Inheritance Tax… The Basics
What is Inheritance Tax and will I have to pay it?
Inheritance tax (“IHT”) is payable on your estate, which is:
- everything of value that you own anywhere in the world when you die (for example, your home, car, jewellery and other possessions, savings and investments etc.); after allowing for
- any outstanding debts you owe; but also including
- the value of any gifts you have made in the last 7 years.
However, only about 6% of people who die each year in the UK are wealthy enough for IHT to be payable on their estates. This is because IHT is only payable (at the rate of 40%) if your estate exceeds the “nil rate band” of £325,000, or, for married couples and registered civil partners, £650,000 (provided that on the death of the first spouse/civil partner, he/she leaves everything to the surviving spouse/civil partner, or another exempt beneficiary such as a charity).
Although IHT is usually only paid when you die, there are certain situations where it can be payable in your lifetime, for example, if you set up a trust and transfer assets into it. For more information on trusts, please use this link.

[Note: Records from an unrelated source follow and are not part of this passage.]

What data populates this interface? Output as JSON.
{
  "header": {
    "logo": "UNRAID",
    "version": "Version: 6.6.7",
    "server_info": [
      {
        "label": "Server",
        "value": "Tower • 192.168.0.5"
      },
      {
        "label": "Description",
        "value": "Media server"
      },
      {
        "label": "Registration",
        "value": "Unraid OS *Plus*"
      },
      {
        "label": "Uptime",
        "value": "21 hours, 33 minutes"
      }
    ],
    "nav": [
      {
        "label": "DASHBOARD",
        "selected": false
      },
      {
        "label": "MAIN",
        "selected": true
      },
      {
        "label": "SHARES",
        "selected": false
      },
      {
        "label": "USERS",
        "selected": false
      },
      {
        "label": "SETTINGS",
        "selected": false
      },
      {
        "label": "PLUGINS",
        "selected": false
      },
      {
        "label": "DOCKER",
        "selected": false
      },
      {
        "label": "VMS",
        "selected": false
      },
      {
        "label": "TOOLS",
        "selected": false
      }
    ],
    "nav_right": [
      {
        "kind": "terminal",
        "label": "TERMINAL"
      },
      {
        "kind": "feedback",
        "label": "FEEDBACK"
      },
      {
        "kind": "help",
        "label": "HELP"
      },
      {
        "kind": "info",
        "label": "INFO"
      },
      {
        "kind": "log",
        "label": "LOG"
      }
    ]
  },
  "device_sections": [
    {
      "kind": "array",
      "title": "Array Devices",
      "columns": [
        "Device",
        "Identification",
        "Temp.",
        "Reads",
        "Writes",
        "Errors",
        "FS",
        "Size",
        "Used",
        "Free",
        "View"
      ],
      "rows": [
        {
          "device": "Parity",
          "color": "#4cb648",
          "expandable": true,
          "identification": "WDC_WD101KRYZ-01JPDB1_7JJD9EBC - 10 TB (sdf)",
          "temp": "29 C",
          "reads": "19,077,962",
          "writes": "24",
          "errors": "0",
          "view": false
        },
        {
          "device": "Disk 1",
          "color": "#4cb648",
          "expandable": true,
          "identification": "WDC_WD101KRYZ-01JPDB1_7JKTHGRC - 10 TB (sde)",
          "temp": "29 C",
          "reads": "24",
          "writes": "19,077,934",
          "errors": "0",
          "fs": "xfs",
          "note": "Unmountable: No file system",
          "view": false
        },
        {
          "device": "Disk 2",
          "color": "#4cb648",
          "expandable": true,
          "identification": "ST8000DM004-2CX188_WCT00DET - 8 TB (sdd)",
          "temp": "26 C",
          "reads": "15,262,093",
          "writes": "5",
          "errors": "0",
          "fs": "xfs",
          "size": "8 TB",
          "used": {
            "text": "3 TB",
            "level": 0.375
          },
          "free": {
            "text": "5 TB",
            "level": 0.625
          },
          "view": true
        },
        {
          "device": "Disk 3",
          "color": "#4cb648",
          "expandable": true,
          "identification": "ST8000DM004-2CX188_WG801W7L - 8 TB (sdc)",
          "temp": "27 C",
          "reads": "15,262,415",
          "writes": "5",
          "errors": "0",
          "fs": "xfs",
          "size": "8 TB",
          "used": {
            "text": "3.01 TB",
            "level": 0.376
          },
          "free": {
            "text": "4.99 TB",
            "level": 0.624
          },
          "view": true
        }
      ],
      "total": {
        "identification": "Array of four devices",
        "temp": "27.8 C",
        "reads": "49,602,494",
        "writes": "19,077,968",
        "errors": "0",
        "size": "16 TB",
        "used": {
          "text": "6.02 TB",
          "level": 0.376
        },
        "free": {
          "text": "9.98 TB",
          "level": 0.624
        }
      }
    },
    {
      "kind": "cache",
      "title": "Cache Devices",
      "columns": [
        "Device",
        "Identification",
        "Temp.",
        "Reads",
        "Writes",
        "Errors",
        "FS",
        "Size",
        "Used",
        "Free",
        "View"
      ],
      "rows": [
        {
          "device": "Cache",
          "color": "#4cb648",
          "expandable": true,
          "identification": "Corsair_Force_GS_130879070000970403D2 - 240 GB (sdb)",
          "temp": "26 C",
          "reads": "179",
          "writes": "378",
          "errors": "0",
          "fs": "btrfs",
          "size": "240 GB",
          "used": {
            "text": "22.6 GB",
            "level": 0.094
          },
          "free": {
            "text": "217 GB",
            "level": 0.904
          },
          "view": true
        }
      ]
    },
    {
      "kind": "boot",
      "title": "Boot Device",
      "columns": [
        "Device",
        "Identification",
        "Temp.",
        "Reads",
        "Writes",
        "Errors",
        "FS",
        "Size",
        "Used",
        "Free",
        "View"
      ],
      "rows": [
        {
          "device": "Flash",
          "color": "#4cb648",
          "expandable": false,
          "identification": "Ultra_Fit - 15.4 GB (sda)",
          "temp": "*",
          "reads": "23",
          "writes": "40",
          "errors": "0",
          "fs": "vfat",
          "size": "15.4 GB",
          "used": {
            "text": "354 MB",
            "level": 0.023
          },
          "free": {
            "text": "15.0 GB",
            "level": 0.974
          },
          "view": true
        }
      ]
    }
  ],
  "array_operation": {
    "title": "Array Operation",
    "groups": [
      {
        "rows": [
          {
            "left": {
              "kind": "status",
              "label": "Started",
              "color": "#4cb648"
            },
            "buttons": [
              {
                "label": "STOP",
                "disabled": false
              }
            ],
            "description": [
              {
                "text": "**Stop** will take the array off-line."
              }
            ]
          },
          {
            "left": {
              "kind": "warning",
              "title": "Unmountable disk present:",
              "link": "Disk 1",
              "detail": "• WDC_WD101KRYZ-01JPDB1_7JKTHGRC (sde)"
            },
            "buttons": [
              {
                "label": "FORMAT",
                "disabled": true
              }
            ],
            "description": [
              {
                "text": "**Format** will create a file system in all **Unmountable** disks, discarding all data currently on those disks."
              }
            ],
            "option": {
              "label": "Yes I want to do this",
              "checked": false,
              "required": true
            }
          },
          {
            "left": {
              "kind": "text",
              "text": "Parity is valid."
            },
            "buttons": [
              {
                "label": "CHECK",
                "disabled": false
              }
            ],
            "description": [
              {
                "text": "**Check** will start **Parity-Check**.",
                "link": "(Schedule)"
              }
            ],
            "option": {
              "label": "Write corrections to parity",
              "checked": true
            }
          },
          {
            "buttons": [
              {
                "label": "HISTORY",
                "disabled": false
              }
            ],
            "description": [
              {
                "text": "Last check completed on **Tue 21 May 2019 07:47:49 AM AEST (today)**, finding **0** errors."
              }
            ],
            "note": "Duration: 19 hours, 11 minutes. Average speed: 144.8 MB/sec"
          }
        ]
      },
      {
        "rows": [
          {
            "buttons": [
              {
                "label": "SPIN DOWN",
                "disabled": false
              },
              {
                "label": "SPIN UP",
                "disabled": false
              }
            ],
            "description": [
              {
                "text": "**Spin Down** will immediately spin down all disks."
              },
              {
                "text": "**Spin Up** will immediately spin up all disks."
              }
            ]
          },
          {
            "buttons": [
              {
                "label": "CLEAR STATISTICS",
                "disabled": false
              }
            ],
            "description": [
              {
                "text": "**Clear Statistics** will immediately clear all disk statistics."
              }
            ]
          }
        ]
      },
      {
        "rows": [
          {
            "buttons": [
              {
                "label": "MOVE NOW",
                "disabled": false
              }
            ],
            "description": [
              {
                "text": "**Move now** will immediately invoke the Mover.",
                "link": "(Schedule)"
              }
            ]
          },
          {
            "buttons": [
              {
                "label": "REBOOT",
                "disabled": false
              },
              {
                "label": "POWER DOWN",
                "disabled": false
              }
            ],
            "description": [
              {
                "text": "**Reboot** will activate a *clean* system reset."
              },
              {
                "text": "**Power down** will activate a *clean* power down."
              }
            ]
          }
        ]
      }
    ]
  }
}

When is Inheritance Tax paid?
Generally, IHT must be paid before the deceased’s executors can apply for the Grant of Probate and at the latest within 6 months of the end of the month in which the death occurred. For further information on Probate please use this link. Some banks or building societies and the NS&I allow payment of IHT from their accounts before Probate; otherwise a loan may be needed to pay it, repaid once Probate is issued and the estate assets encashed. It is worth checking if the deceased had any life insurance written in trust or death benefits which do not require Probate and can be used to fund the IHT. Find out more by by following this link Writing your Life Insurance Policy in Trust.
There is an option to pay the IHT that is due on certain assets in the estate (such as houses and land, or private company shares) in 10 annual instalments, which can be useful as it may reduce the amount of tax payable up front before Probate. However, interest will be payable on any IHT that has not been paid after 6 months from the date of death.
Who is responsible for paying Inheritance Tax?
This can vary. On death, the deceased’s personal representatives (the executors, or if there is no will, the administrators of the estate) will be responsible for paying IHT but as it is payable out of the assets in the estate, the residuary beneficiaries of the estate will be ones who suffer the tax (as they will inherit less than they would have done otherwise).
Where assets are held in, or transferred into, a trust, the trustees are usually responsible for paying any IHT. Occasionally, someone who has received a gift from the deceased within the last 7 years of the deceased’s life has to pay IHT, but this is not common.
Inheritance Tax Exemptions and Reliefs
Even if the value of your estate exceeds the nil rate band, your executors may not have to pay any IHT as there are various exemptions and reliefs which may apply. These include:
Spouse/civil partner exemption
If you are survived by your husband/wife/civil partner and he/she is domiciled in the UK (ie. he/she lives in the UK and has done so for 17 out of the last 20 years) at your death, any amount he/she inherits from you will be exempt from IHT. If he/she is not UK domiciled, the exemption is limited to £55,000.
Any gifts you make to charity will be exempt from IHT. There are proposals for the tax year 2012/13 for the nil rate band to be extended if you make a gift of a share of your estate to charity.
Potentially Exempt Transfers
Provided that you survive for 7 years after making an outright gift to someone (ie. without setting up a trust), the gift will be exempt from IHT no matter how much it amounted to. However if you make a gift but reserve any benefit for it (such as giving away a property but continuing to live in it, then it will not be treated as an effective gift for IHT purposes and will remain part of the value of your estate, subject to limited exceptions.
You can give up to £3,000 every tax year without any IHT consequences. You can also use any unused allowance from the previous tax year as long as you have used up the current year’s allowance first.
Small gifts exemption
You can give up to £250 to as many people as you like in any one tax year without any IHT implications, but you cannot use this exemption in conjunction with the annual exemption.
Wedding/civil partnership gifts
You can give up to £5,000 to a child, £2,500 to a grandchild or £1,000 to anyone else as a wedding/civil partnership ceremony gift free of IHT so long as the gift is conditional on the wedding/civil partnership ceremony taking place. You can combine this exemption with the annual exemption.
Gifts out of income exemption
Provided that you leave yourself with sufficient income in each tax year to maintain your usual standard of living, any gifts you regularly make out of your surplus income will be exempt from IHT.
Business and Agricultural Property Relief
Subject to certain restrictions, relief from IHT (at either 100% or 50%) will be available on any interest you have in a trading business (eg. shares in a company or a partnership interest) or a farm.